Israeli police raided against the al-Aqsa mosque on the holy night of Laylat al-Qadr, firing stun renades and rubber-tipped bullets at one of the holiest sites of Islam where protest demonstrations were being staged driven by anger over the looming evictions of Palestinian families from the Sheikh Jarrah neighborhood of east Jerusalem for making room for Israeli settlers.
Hamas had retaliated by launching over 4,000 rockets at Israel during the 11-day ‘war’. Israel struck back with destructive air-raids against Gaza. In the ensuing one-sided military contest 248 Palestinians, including 60 children lost their lives, Gaza was turned into rubbles and some 12 Israelis had perished on the other side.
Almost the entire world came out protesting against the Israeli atrocities. The UN General Assembly passed resolutions condemning Israel. The UNSC attempted twice to sanction Israel, but the threat of US Veto saved the day for Tel Aviv. But the one protest that was expected to be the loudest, however, remained almost inaudible throughout the Israeli mayhem—the anticipated protest of the Organization of Islamic Cooperation (OIC), plus that of the Arab League and the Gulf Cooperation Council. It was not heard because it had already been chocked by the UAE, Morocco, Sudan and Bahrain—the four countries that recognized Israel only a couple of months’ back— dealing a seeming death blow to the two-state solution.
Israel was born out the infamous Balfour Declaration announced in 1917 supporting the establishment of a “national home for the Jewish people” in Palestine, then an Ottoman region with a small minority Jewish population.
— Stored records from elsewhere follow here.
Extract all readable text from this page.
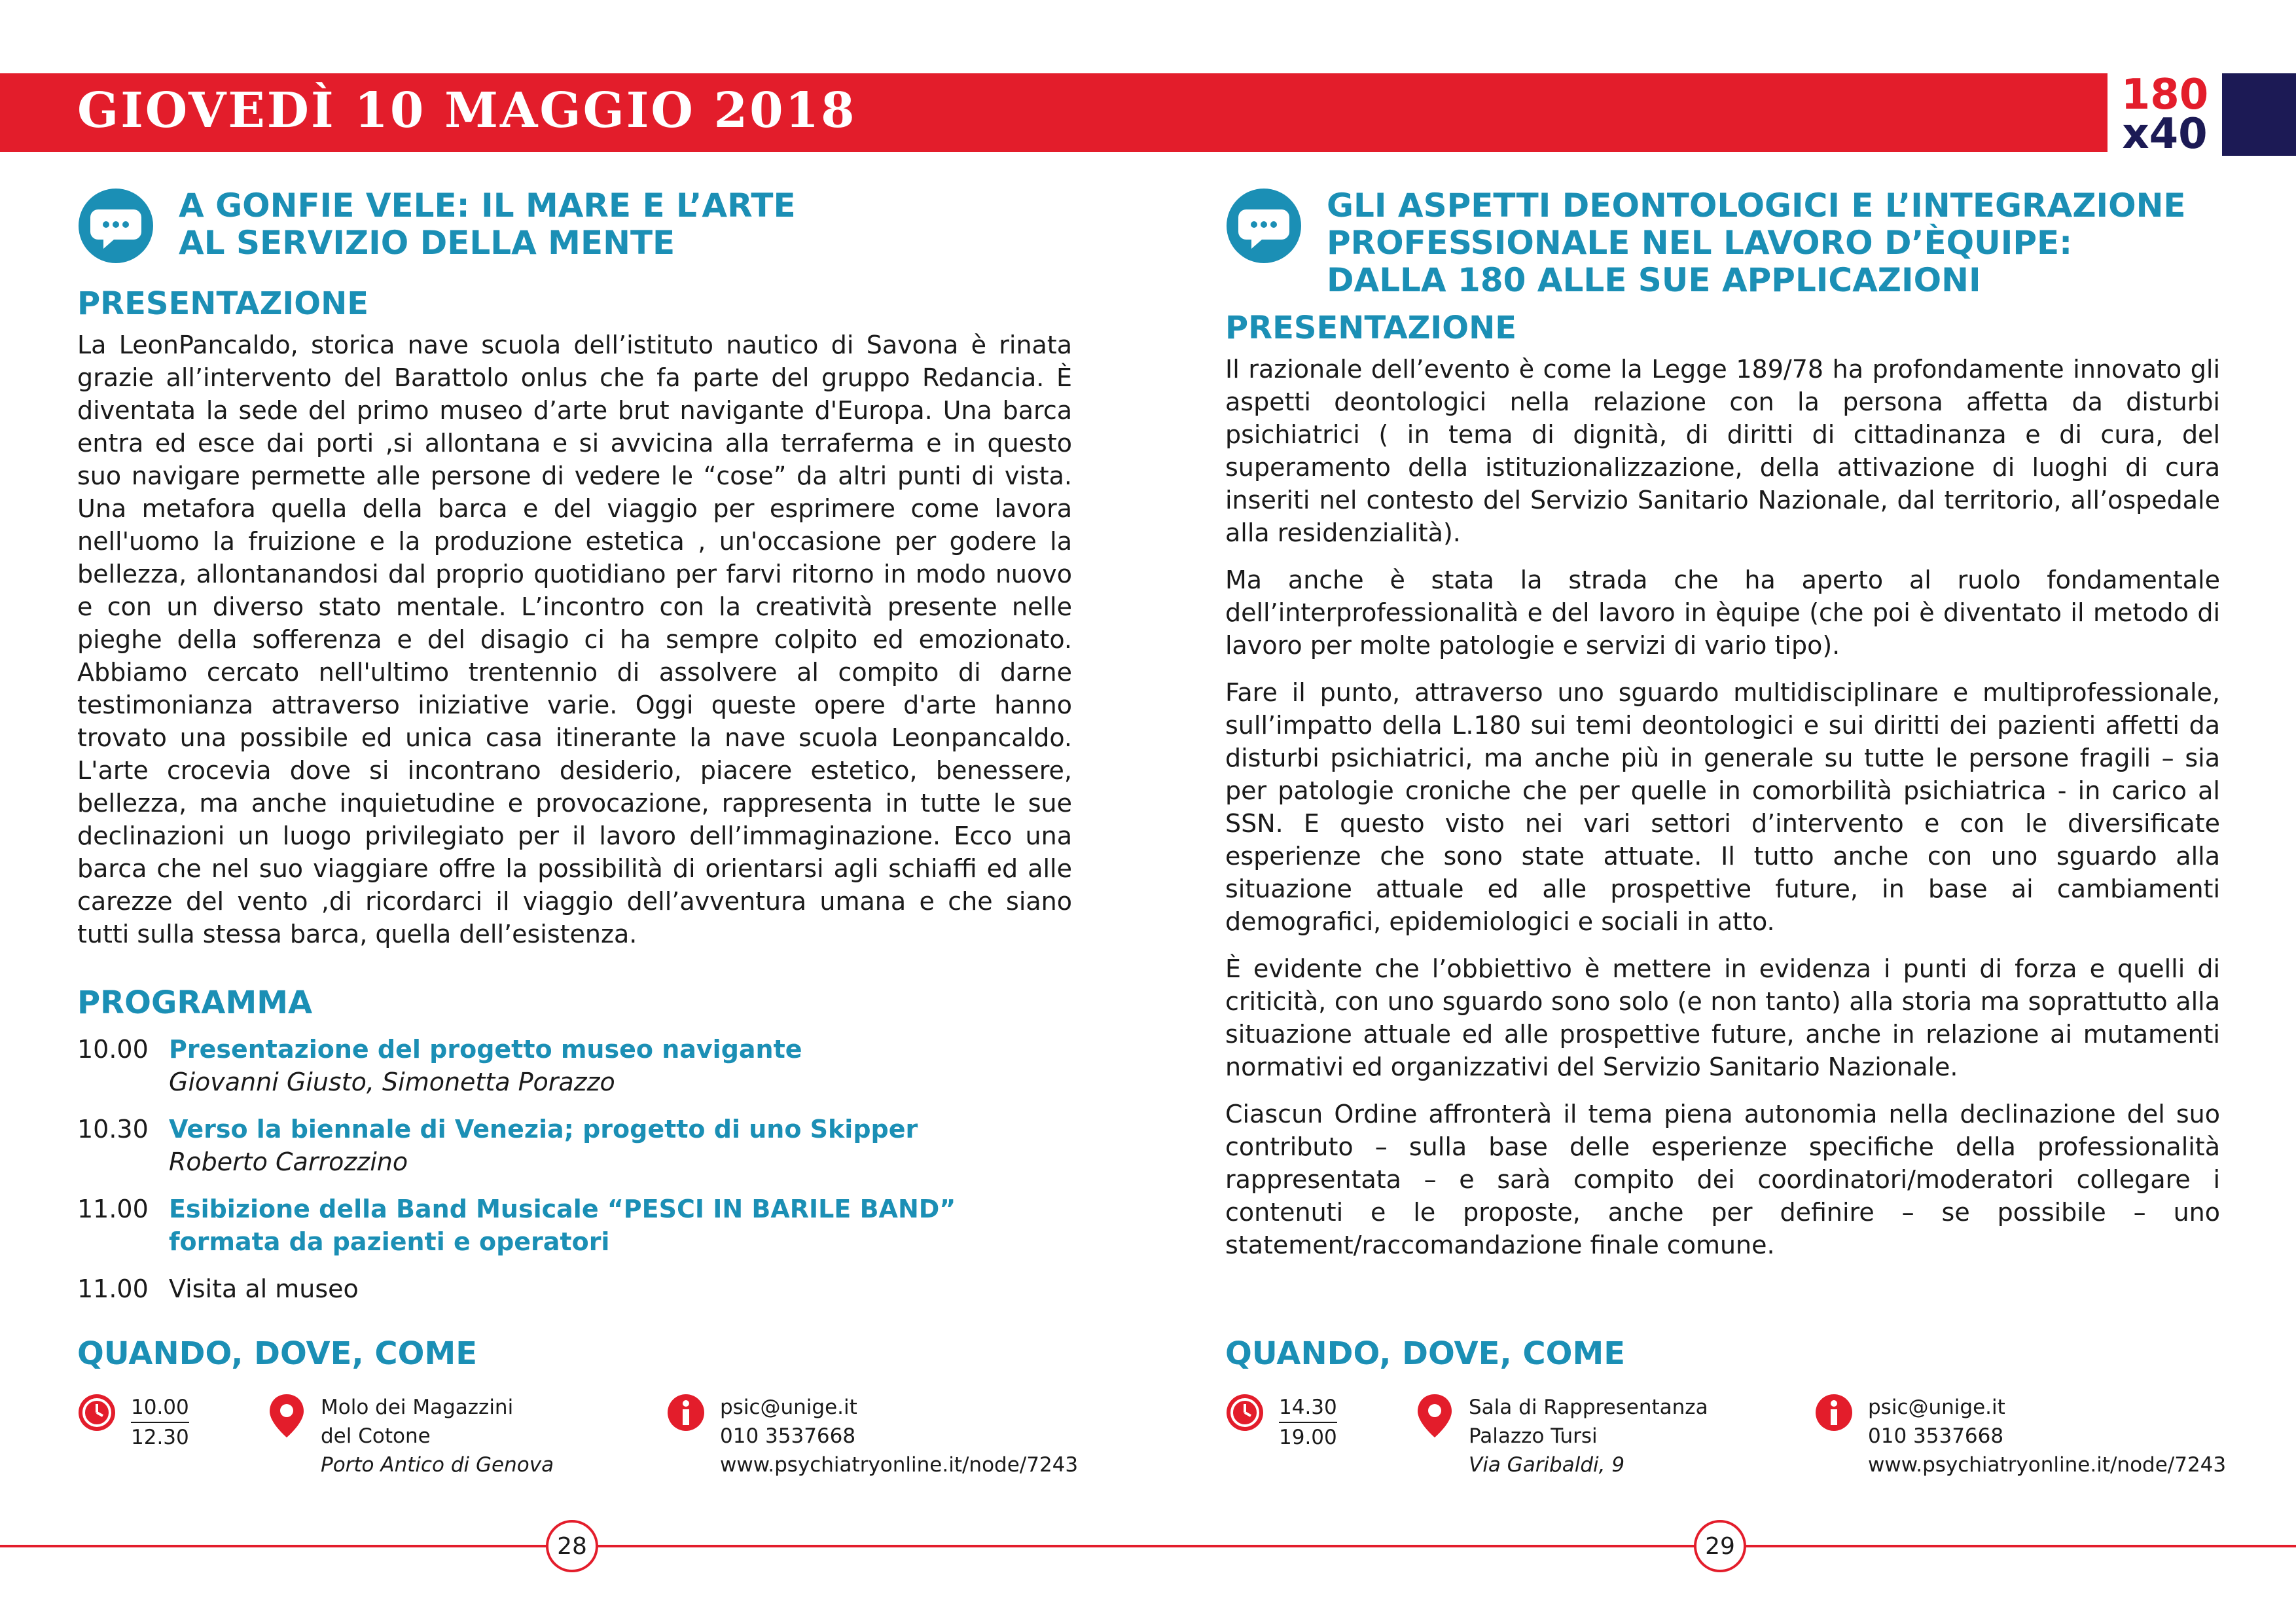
GIOVEDÌ 10 MAGGIO 2018	180
x40
A GONFIE VELE: IL MARE E L’ARTE
AL SERVIZIO DELLA MENTE
PRESENTAZIONE

La LeonPancaldo, storica nave scuola dell’istituto nautico di Savona è rinata grazie all’intervento del Barattolo onlus che fa parte del gruppo Redancia. È diventata la sede del primo museo d’arte brut navigante d'Europa. Una barca entra ed esce dai porti ,si allontana e si avvicina alla terraferma e in questo suo navigare permette alle persone di vedere le “cose” da altri punti di vista. Una metafora quella della barca e del viaggio per esprimere come lavora nell'uomo la fruizione e la produzione estetica , un'occasione per godere la bellezza, allontanandosi dal proprio quotidiano per farvi ritorno in modo nuovo e con un diverso stato mentale. L’incontro con la creatività presente nelle pieghe della sofferenza e del disagio ci ha sempre colpito ed emozionato. Abbiamo cercato nell'ultimo trentennio di assolvere al compito di darne testimonianza attraverso iniziative varie. Oggi queste opere d'arte hanno trovato una possibile ed unica casa itinerante la nave scuola Leonpancaldo. L'arte crocevia dove si incontrano desiderio, piacere estetico, benessere, bellezza, ma anche inquietudine e provocazione, rappresenta in tutte le sue declinazioni un luogo privilegiato per il lavoro dell’immaginazione. Ecco una barca che nel suo viaggiare offre la possibilità di orientarsi agli schiaffi ed alle carezze del vento ,di ricordarci il viaggio dell’avventura umana e che siano tutti sulla stessa barca, quella dell’esistenza.

PROGRAMMA
10.00 Presentazione del progetto museo navigante
Giovanni Giusto, Simonetta Porazzo
10.30 Verso la biennale di Venezia; progetto di uno Skipper
Roberto Carrozzino
11.00 Esibizione della Band Musicale “PESCI IN BARILE BAND”
formata da pazienti e operatori
11.00 Visita al museo
QUANDO, DOVE, COME
10.00
12.30
Molo dei Magazzini
del Cotone
Porto Antico di Genova
psic@unige.it
010 3537668
www.psychiatryonline.it/node/7243
GLI ASPETTI DEONTOLOGICI E L’INTEGRAZIONE
PROFESSIONALE NEL LAVORO D’ÈQUIPE:
DALLA 180 ALLE SUE APPLICAZIONI
PRESENTAZIONE

Il razionale dell’evento è come la Legge 189/78 ha profondamente innovato gli aspetti deontologici nella relazione con la persona affetta da disturbi psichiatrici ( in tema di dignità, di diritti di cittadinanza e di cura, del superamento della istituzionalizzazione, della attivazione di luoghi di cura inseriti nel contesto del Servizio Sanitario Nazionale, dal territorio, all’ospedale alla residenzialità).

Ma anche è stata la strada che ha aperto al ruolo fondamentale dell’interprofessionalità e del lavoro in èquipe (che poi è diventato il metodo di lavoro per molte patologie e servizi di vario tipo).

Fare il punto, attraverso uno sguardo multidisciplinare e multiprofessionale, sull’impatto della L.180 sui temi deontologici e sui diritti dei pazienti affetti da disturbi psichiatrici, ma anche più in generale su tutte le persone fragili – sia per patologie croniche che per quelle in comorbilità psichiatrica - in carico al SSN. E questo visto nei vari settori d’intervento e con le diversificate esperienze che sono state attuate. Il tutto anche con uno sguardo alla situazione attuale ed alle prospettive future, in base ai cambiamenti demografici, epidemiologici e sociali in atto.

È evidente che l’obbiettivo è mettere in evidenza i punti di forza e quelli di criticità, con uno sguardo sono solo (e non tanto) alla storia ma soprattutto alla situazione attuale ed alle prospettive future, anche in relazione ai mutamenti normativi ed organizzativi del Servizio Sanitario Nazionale.

Ciascun Ordine affronterà il tema piena autonomia nella declinazione del suo contributo – sulla base delle esperienze specifiche della professionalità rappresentata – e sarà compito dei coordinatori/moderatori collegare i contenuti e le proposte, anche per definire – se possibile – uno statement/raccomandazione finale comune.

QUANDO, DOVE, COME
14.30
19.00
Sala di Rappresentanza
Palazzo Tursi
Via Garibaldi, 9
psic@unige.it
010 3537668
www.psychiatryonline.it/node/7243
28	29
The British government later confirmed that the words “in Palestine” meant that the Jewish national home was not intended to cover all of Palestine. In 2017 they finally recognized that the Declaration should have called for protection of the Palestinian Arabs’ political rights. But too late. By then the ‘forever’ Israeli–Palestinian conflict had become a bleeding wound in what has come to be described as the world’s most intractable conflict.
The Palestinian evictions are based in part on a doubtful 1970 Israeli law that allows Jews to “reclaim” East Jerusalem land “owned by Jews before 1948”. But no similar law exists for Palestinians who lost their homes in what is now Israel to the Zionist terrorism in 1948 and fled to what was then Jordanian-controlled territory.
The ’state of Israel’ could continue to forcibly evict the Palestinians from their land, thanks largely to the US for the $3.8 billion aid package it delivers annually to Israel—which goes almost entirely toward military assistance and is not conditioned on Israel’s compliance with international humanitarian law. This package also included $1.6 billion specifically for building the anti-missile Iron Dome batteries and interceptors.
Within the bounds of Israel itself, Arab citizens are discriminated against on racial grounds in a systematic manner that is increasingly being described as apartheid. As the protests in Jerusalem unfolded, Palestinians living in areas that are ‘Israeli’ by the logic of partition erupted in support of Sheikh Jarrah, as they did in the West Bank and the diaspora.
As Palestinians staged protests in Israel, burned tyres, attacked Jews and torched synagogues, the Jewish mobs, in many cases protected by state security forces, roved around cities, attacking and lynching Palestinians in the street or trying to break into their homes.
Just as Sheikh Jarrah’s residents are being dispossessed today, many Palestinian citizens of Israel saw their land and property expropriated by the newly created state seventy years ago. Today, more than 93 percent of land in Israel is controlled by the Israeli Land Administration, most of it allocated to Jews.
Today the two communities are so intertwined that to fully separate them has become unrealistic, if not actually impossible. Fatefully, more than 7.3 million Palestinian Arabs live—either as citizens in Israel or as noncitizens in the West Bank, Gaza, and East Jerusalem—alongside nearly 6.8 million Israeli Jews. Palestinian Arab fertility rates (4.3 children per woman in the West Bank and 4.5 children per woman in Gaza) far outstrip the Israeli Jewish average of 3.1 children per woman.
Time ripe for Palestinian leaders to present the international community with two options: either come up with a credible plan for achieving a two-state solution within a realistic and short time frame (before Israel completely ‘cleanses’ its land of all Arabs) or vigorously support the Palestinian struggle for equality within one democratic state.
Several academic and Track II diplomacy exercises have already suggested models for a single state—from a liberal, one-person-one-vote model that Israel is sure to reject, to a binational, federal model in which different ethnic groups share power while maintaining some degree of political autonomy. Israel will need to evolve, they argue, into a secular state that protects the rights of all citizens, regardless of religion or origin.
At Israel’s illegitimate founding, the country’s first prime minister, David Ben-Gurion, warned about Palestinian refugees. “We must do everything to ensure they never do return,” he said. “The old will die, and the young will forget.”
He was wrong about the young.
As the conflict escalated last week, a manifesto circulated online for the “Unity Intifada,” calling for a united uprising of Palestinians from Gaza, the West Bank, Jerusalem, inside Israel, and the millions of Palestinians in refugee camps and diaspora communities globally. “This Intifada will be a long one,” the manifesto said, “in the streets of Palestine and in streets around the world.”